Un boato assordante e una densa colonna di fumo nero. Nell’aria, quell’odore acre e pungente. Poi urla, pianti, lamenti. E tanto sangue. Alle 14.15 del 18 agosto 1946 la spiaggia di Vergarolla, a Pola, si macchiò del sangue innocente di intere famiglie, molti i bambini dilaniati, fatti a pezzi, letteralmente polverizzati dall’esplosione di alcuni residuati bellici, presumibilmente mine subacquee. I morti accertati furono almeno 65: tra questi, due giovani fratellini, di 6 e 9 anni, Renzo e Carlo.
Il loro papà, Geppino Micheletti era il medico chirurgo dell’ospedale cittadino, che in breve tempo si riempì di feriti, di mutilati. E di cadaveri. Ma di quel medico-padre, l’eroe simbolo di quella drammatica mattina, un intero paese, l’Italia, sembra essersi dimenticato. Nonostante fosse stato informato della tragica scomparsa dei suoi due figli, restò al suo posto, operando, tagliando, tamponando. Il corpo di Carlo venne rinvenuto sulla spiaggia ma di quello di Renzo, troppo vicino all’esplosione, restò solo una piccola scarpetta. Per oltre ventiquattro ore operò i suoi cittadini, i suoi amici, i suoi pazienti. Simone Cristicchi, nella sua magistrale opera teatrale Magazzino 18 lo ha definito “padre distrutto, medico ineccepibile”. Ma per la sua Patria, per l’Italia “eroe dimenticabile”.

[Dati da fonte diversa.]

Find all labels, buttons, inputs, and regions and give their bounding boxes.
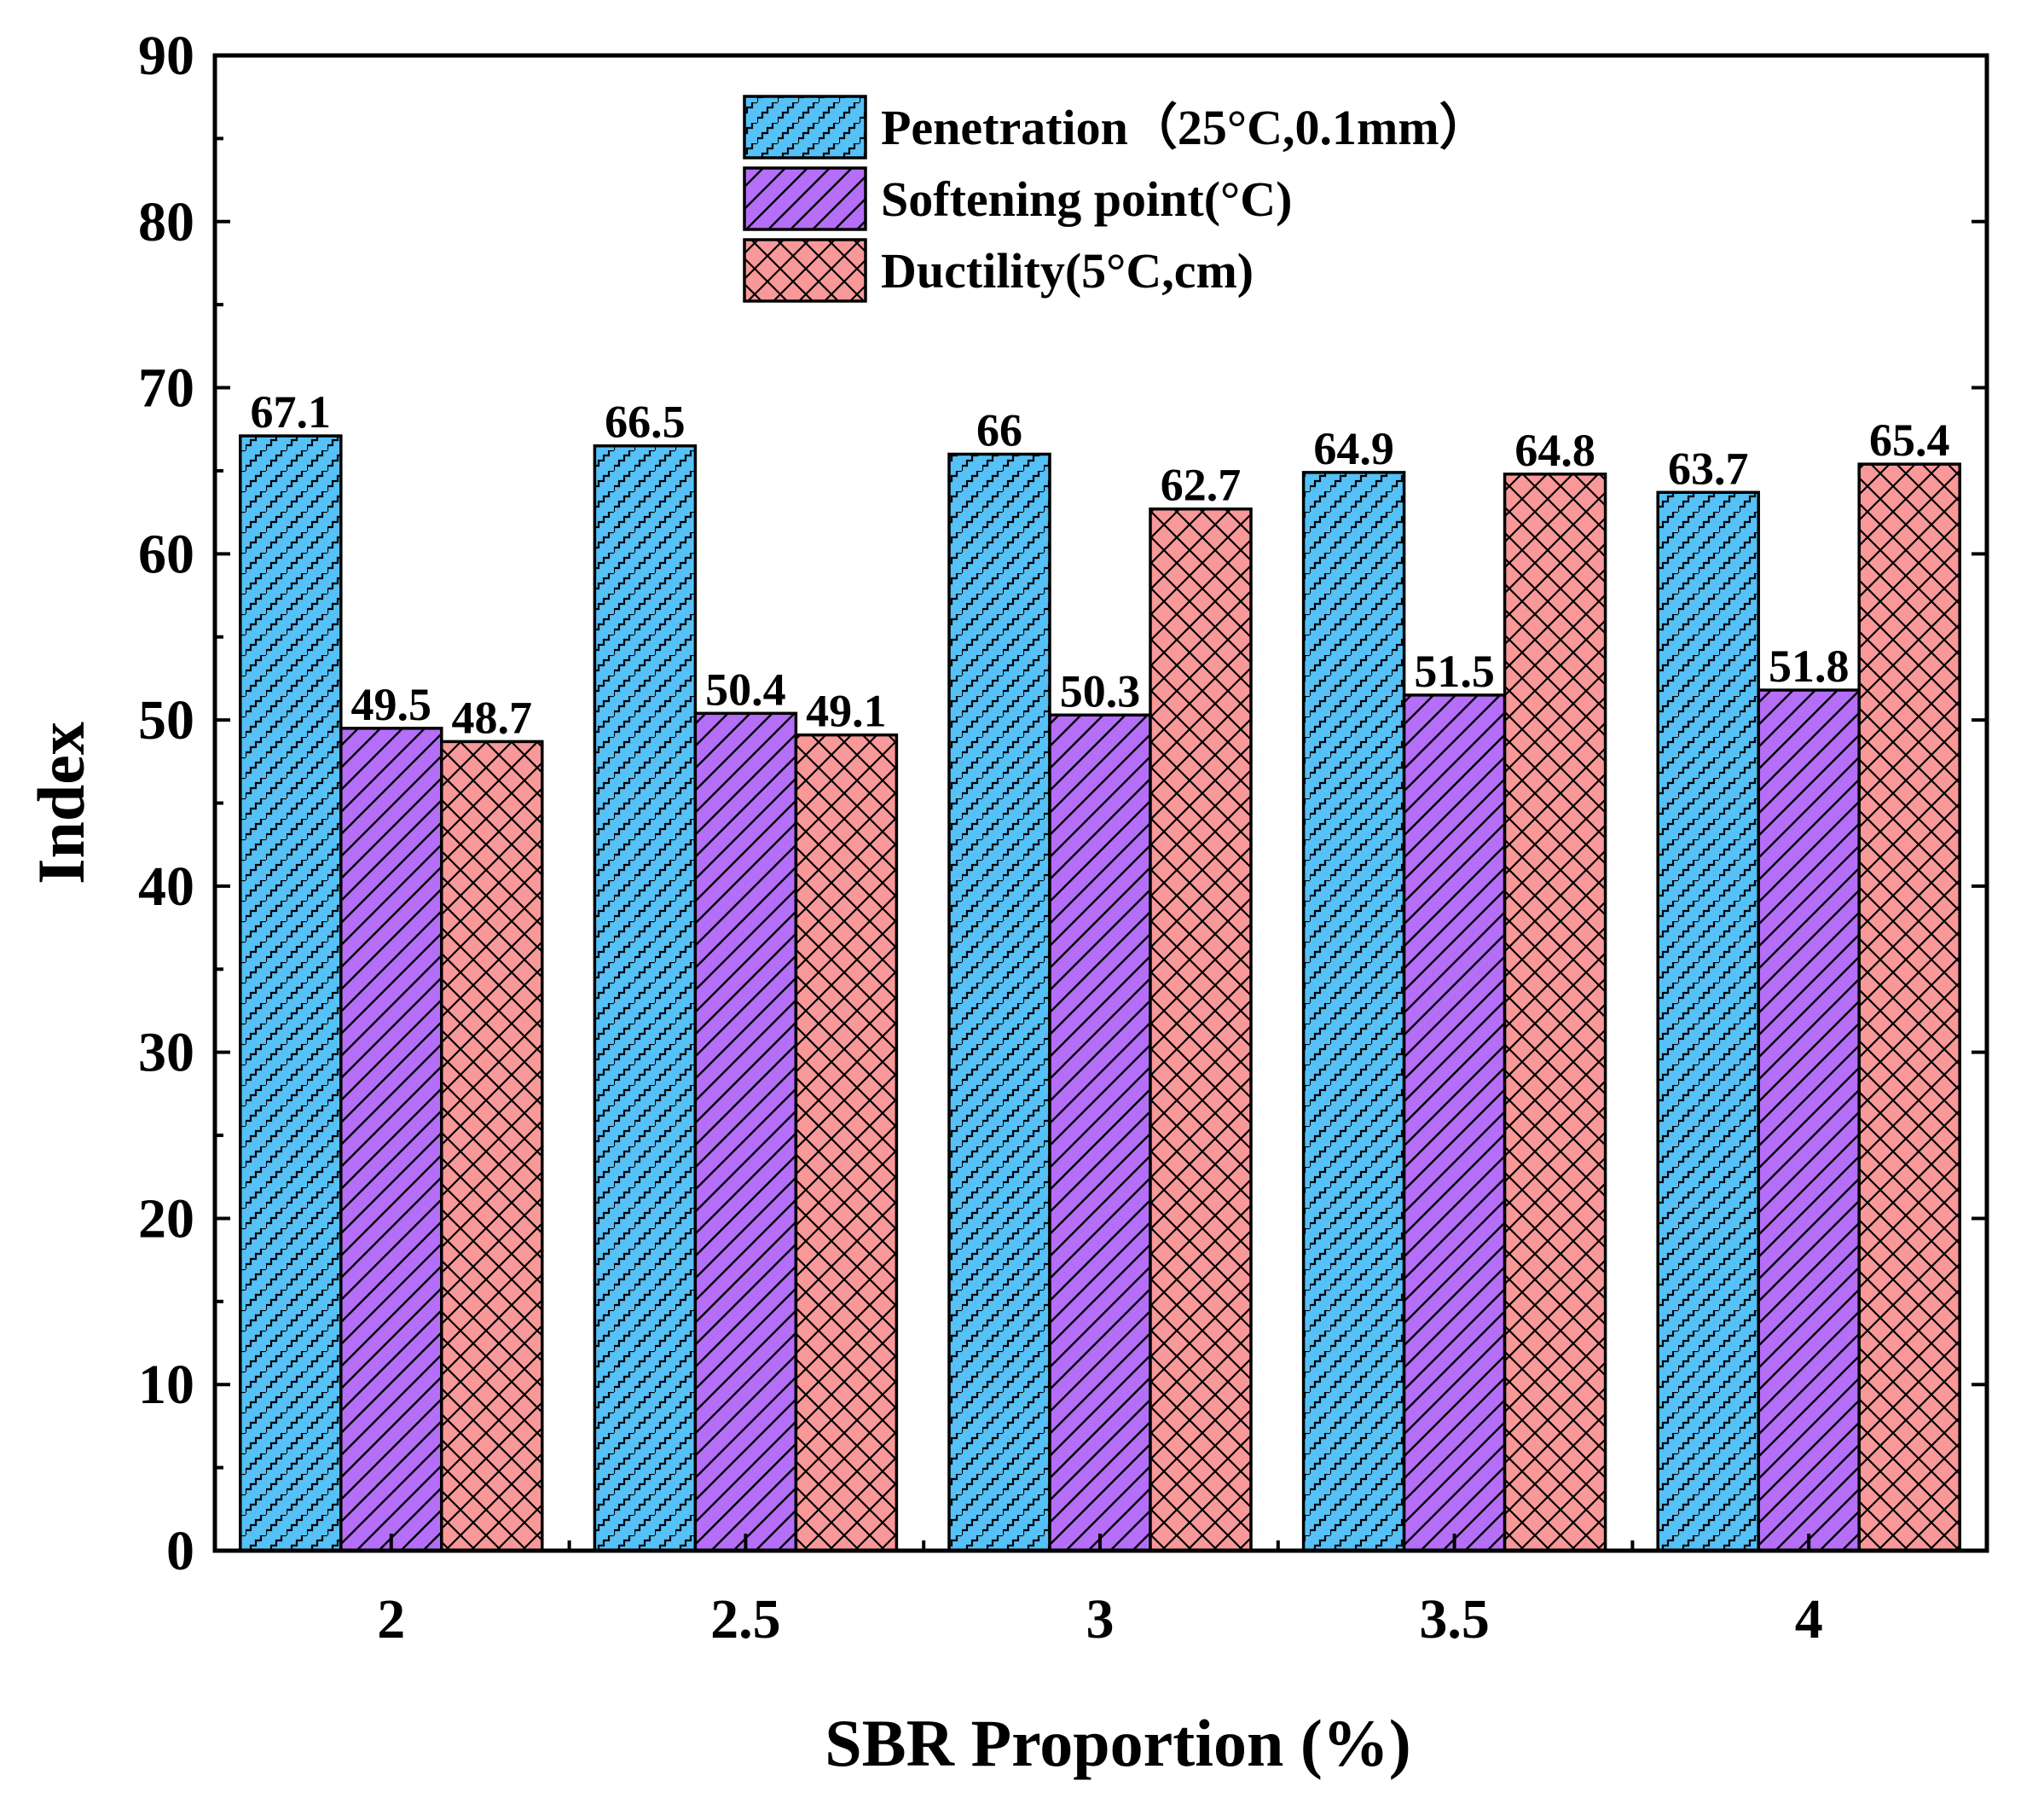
legend-label-0: Penetration（25°C,0.1mm） [881, 100, 1489, 155]
y-tick-label: 10 [138, 1354, 194, 1416]
bar-series-1-cat-3 [1402, 693, 1507, 1552]
legend-swatch-2 [743, 238, 867, 303]
legend-swatch-0 [743, 95, 867, 160]
x-axis-title: SBR Proportion (%) [825, 1706, 1411, 1780]
bar-series-2-cat-3 [1503, 473, 1607, 1552]
x-tick-label: 3.5 [1419, 1588, 1490, 1650]
data-label-series-1-cat-3: 51.5 [1414, 646, 1495, 697]
data-label-series-1-cat-2: 50.3 [1060, 665, 1141, 716]
data-label-series-2-cat-4: 65.4 [1869, 415, 1950, 466]
y-axis: 0 10 20 30 40 50 60 70 80 90 [138, 25, 1987, 1582]
bar-series-1-cat-0 [339, 727, 443, 1552]
data-label-series-0-cat-3: 64.9 [1313, 423, 1394, 474]
data-labels-layer: 67.1 66.5 66 64.9 63.7 49.5 50.4 50.3 51.5 51.8 48… [251, 386, 1950, 743]
x-tick-label: 4 [1795, 1588, 1823, 1650]
y-tick-label: 60 [138, 523, 194, 585]
y-tick-label: 30 [138, 1022, 194, 1084]
data-label-series-1-cat-4: 51.8 [1769, 641, 1850, 692]
y-tick-label: 0 [166, 1520, 194, 1582]
data-label-series-2-cat-0: 48.7 [452, 692, 533, 743]
x-axis: 2 2.5 3 3.5 4 [377, 1534, 1823, 1650]
bars-layer [239, 434, 1961, 1552]
legend-swatch-1 [743, 166, 867, 231]
y-tick-label: 70 [138, 357, 194, 420]
bar-series-2-cat-1 [794, 733, 899, 1552]
y-tick-label: 90 [138, 25, 194, 87]
y-tick-label: 50 [138, 689, 194, 751]
y-tick-label: 40 [138, 856, 194, 918]
data-label-series-0-cat-1: 66.5 [605, 397, 686, 448]
data-label-series-1-cat-1: 50.4 [705, 664, 786, 715]
y-tick-label: 80 [138, 191, 194, 253]
bar-series-1-cat-2 [1048, 713, 1152, 1552]
x-tick-label: 3 [1086, 1588, 1115, 1650]
y-axis-title: Index [24, 722, 98, 885]
bar-series-1-cat-1 [693, 711, 798, 1552]
bar-series-1-cat-4 [1757, 688, 1861, 1552]
bar-series-0-cat-0 [239, 434, 343, 1552]
bar-series-0-cat-1 [593, 444, 698, 1552]
y-tick-label: 20 [138, 1187, 194, 1250]
data-label-series-2-cat-2: 62.7 [1161, 460, 1242, 511]
data-label-series-0-cat-4: 63.7 [1668, 443, 1749, 494]
data-label-series-0-cat-0: 67.1 [251, 386, 332, 438]
legend-label-1: Softening point(°C) [881, 171, 1292, 227]
data-label-series-0-cat-2: 66 [976, 404, 1022, 455]
bar-series-2-cat-0 [440, 740, 544, 1552]
data-label-series-2-cat-1: 49.1 [806, 686, 887, 737]
bar-series-0-cat-3 [1301, 471, 1406, 1552]
bar-series-0-cat-2 [947, 452, 1051, 1552]
bar-series-0-cat-4 [1656, 490, 1760, 1552]
legend: Penetration（25°C,0.1mm） Softening point(°… [743, 95, 1489, 303]
legend-label-2: Ductility(5°C,cm) [881, 243, 1254, 299]
data-label-series-1-cat-0: 49.5 [351, 679, 432, 730]
bar-series-2-cat-2 [1149, 507, 1253, 1552]
x-tick-label: 2.5 [710, 1588, 781, 1650]
data-label-series-2-cat-3: 64.8 [1514, 425, 1595, 476]
bar-series-2-cat-4 [1857, 462, 1961, 1552]
x-tick-label: 2 [377, 1588, 405, 1650]
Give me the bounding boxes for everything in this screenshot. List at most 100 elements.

Già, “eroe dimenticabile”. Quel 18 agosto 1946 cambiò la storia per la città di Pola. E per il Dottor Micheletti che, così come la grande maggioranza della popolazione italiana, scelse la strada dell’esodo. Italiani stranieri in Italia. Non solo le case abbandonate, la terra natia lasciata dietro le spalle: anche i figli. Renzo e Carlo non hanno vie dedicate, né piazze, tanto meno scuole. Così come il Dottor Micheletti. Nel 1963 il quotidiano L’Arena di Pola gli dedicò un lungo articolo, ripercorrendo un dramma familiare, di un padre straziato, a cui erano stati strappati nel modo più orrendo possibile, quello di una strage, i suoi due figli. Scriveva a tal proposito il giornale: “Si riscosse alle urla di quei piccoli esseri straziati che i sanitari deponevano ovunque un po’ di spazio lo permettesse. La realtà era lì, viva, tremenda, in quel bailamme orrendo, in quelle pupille spente, in quegli arti distrutti, in quei ventri dilaniati. Si risvegliò. Era al tavolo operatorio. Quelle grida, quei gemiti… Non vi era tempo da perdere. Bisturi… Pinze… Tampone… Sutura… Un altro… E un altro ancora. E poi ancora tanti, che non finivano più, in quella che certamente fu la più lunga giornata della sua vita”.
Vecchi articoli, foto ingiallite: questo, oggi, resta di Vergarolla e del Dottor Micheletti. Oggi a Pola, nella città vecchia, una grossa lapide ricorda la strage e tutti quei morti. Alla base, una targa più piccola, quasi in rispettoso silenzio, ricorda quel padre distrutto e medico ineccepibile: come rispettosa fu tutta la sua vita, passata tra sale operatorie ed ospedali. Non più a Pola, ma in un Paese che considererà sempre stranieri i connazionali del litorale adriatico. Fino al 31 marzo 1947, Geppino resterà a Pola, comandato dalla Croce Rossa per coordinare l’evacuazione dei malati dell’ospedale cittadino dopo la firma del Trattato di Pace del 10 febbraio precedente, che assegnò definitivamente l’intera Istria alla Jugoslavia.